De Beers, a leading diamond mining firm based in Luxembourg, on Wednesday warned that global production of diamonds could take a hit from 2020 due to ever-increasing demand from US, China and India. The demand from these nations will create a seller's market, the firm said.

"Even under scenarios of volatile or weaker global economic growth, the demand for diamonds is expected to show positive real growth in the next decade," De Beers added.

It emphasised that new discoveries are essential as existing mines in Botswana, South Africa and Namibia are getting depleted of this $85-billion a year industry.

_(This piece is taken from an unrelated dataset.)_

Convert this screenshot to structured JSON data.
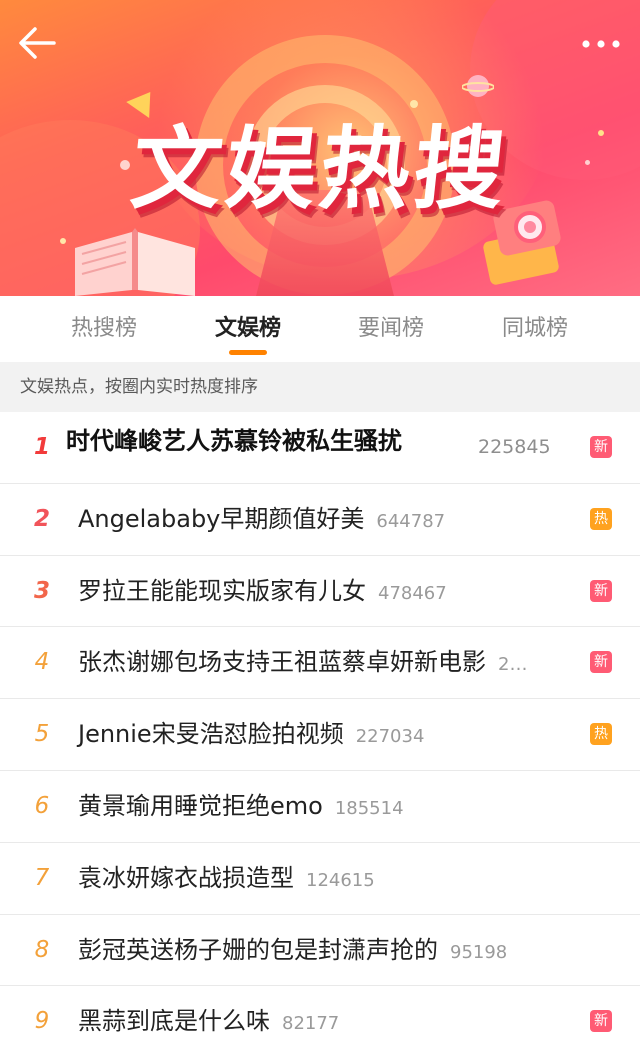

Following the scarcity of mines, exploration has begun in Angola, the democratic republic of Conga, Zimbabwe, Arctic Siberia and Canada.

China, India demand to rise:

China's share jumped 15% of the world's diamond market in 2003, but is not expected to beat USA's 40% share for more than a decade, De Beers CEO Philippe Mellier was quoted as saying in an NDTV report.

In USA, over one in six diamond jewelleries was bought online and one-fourth of diamond customers in China research on diamond before purchasing it, reports VCCircle.

"Consumer demand remains the one true source of value for the diamond industry. With demand forecast to increase further from 2013's record levels, the opportunity for growth is clear. But this must not be seen as cause for complacency. The industry will continue to lose ground to other categories if it does not invest significantly in production, marketing and technology," Philippe Mellier, chief executive, De Beers Group, said.

Ther global diamond sales saw a jump of 3% since 2012 and stood at $79 billion (₹4.7 lakh crore) in 2013. The report added that sales are expected to rise in the long term following the recovery of US economy besides overall growth of the middle class in the developing markets of China and India.

The Indian diamond jewellery market grew by a neat 12% during 2008-13. Earlier, the firm had said that it anticipated good second-quarter results in India due to increasing demand for the gem.